CARMEN makes it possible for greater than 4,500 exams on one microfluidics scratch, which can affect patient samples in a variety of methods making use of the offered fluorescent rules. For example, a single chip could simultaneously test 1,048 samples for a single virus, or five samples for 169 viruses. The capacity can be easily scaled up further by adding more chips: “We normally run four or five chips in a single day,” noted Ackerman.

Multiplexing capabilities

To showcase the platform’s multi-analysis abilities, they developed a technique for rapidly testing many examples for that 169 human being-related malware that have over 10 printed genome sequences. The researchers tested this detection panel against 58 patient samples, using multiple chips. They additionally applied CARMEN on patient samples to differentiate between subtypes of influenza A strains and to detect drug-resistance mutations in HIV.

The group also included detection mixtures for SARS-CoV-2 — the virus that triggers Covid-19 — and also other respiratory system pathogens to show, using man made popular sequences, the way the assay could be rapidly adapted to detect growing infections.

“CARMEN offers both remarkable throughput and suppleness in diagnostic testing,” explained co-publisher Catherine Freije, a Harvard scholar university student within the Sabeti laboratory.

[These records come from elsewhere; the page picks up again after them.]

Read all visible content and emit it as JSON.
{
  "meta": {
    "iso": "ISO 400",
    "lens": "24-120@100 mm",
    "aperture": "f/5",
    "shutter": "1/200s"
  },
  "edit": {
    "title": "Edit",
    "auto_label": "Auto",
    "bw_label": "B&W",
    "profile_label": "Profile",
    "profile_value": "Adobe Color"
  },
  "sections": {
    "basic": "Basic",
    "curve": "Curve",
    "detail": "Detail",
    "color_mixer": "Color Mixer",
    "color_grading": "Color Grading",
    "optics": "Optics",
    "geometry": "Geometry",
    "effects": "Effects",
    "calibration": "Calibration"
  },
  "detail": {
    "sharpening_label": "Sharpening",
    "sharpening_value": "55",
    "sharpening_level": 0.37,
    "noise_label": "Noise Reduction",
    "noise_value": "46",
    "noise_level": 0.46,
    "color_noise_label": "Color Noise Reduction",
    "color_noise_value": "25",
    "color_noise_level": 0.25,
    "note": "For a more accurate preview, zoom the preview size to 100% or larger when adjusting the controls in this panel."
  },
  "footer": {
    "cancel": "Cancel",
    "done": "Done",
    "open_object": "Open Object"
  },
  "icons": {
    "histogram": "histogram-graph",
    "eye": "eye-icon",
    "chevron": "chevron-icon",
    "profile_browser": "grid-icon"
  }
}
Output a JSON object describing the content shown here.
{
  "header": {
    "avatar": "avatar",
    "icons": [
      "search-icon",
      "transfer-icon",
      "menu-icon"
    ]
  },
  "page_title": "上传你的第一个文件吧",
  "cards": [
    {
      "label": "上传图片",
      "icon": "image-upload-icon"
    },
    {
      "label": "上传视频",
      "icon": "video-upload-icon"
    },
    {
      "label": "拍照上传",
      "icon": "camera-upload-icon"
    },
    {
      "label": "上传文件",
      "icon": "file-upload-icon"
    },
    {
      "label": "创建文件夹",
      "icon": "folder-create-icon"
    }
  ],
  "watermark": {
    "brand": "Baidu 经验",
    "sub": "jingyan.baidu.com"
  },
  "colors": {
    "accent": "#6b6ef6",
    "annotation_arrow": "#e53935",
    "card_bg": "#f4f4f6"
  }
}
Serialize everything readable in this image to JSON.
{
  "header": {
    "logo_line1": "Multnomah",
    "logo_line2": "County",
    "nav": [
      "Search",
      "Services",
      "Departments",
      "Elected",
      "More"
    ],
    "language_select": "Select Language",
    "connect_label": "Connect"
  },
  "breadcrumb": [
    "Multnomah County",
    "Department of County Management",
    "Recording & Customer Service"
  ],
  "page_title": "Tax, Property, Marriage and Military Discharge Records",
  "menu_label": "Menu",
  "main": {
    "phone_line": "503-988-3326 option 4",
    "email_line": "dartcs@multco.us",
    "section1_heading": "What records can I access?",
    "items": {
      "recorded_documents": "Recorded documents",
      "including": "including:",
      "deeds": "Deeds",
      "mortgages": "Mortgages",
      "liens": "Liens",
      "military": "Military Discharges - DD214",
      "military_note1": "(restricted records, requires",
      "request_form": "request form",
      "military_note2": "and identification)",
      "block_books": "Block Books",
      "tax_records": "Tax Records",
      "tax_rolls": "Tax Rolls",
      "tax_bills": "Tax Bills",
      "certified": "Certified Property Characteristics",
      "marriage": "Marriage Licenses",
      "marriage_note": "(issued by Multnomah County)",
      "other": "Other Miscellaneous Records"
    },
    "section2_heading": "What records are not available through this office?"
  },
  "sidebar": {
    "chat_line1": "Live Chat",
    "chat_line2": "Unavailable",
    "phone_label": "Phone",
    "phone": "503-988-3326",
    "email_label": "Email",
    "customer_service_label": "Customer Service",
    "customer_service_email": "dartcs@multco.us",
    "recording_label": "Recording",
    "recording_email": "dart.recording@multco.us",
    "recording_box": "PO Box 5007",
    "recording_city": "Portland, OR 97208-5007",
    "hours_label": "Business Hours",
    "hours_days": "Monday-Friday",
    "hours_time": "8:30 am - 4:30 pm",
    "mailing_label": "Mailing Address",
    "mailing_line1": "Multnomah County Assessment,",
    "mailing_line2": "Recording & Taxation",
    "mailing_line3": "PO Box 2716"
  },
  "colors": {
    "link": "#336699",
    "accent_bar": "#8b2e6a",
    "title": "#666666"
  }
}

The researchers report that the platform’s level of sensitivity resembles previously published SHERLOCK assays, and are generally ongoing to enhance and authenticate CARMEN utilizing more specialized medical trial samples. Coupled with the successful testing data from patient samples described in Nature today, this approach could be readily translatable in the clinic, according to the team.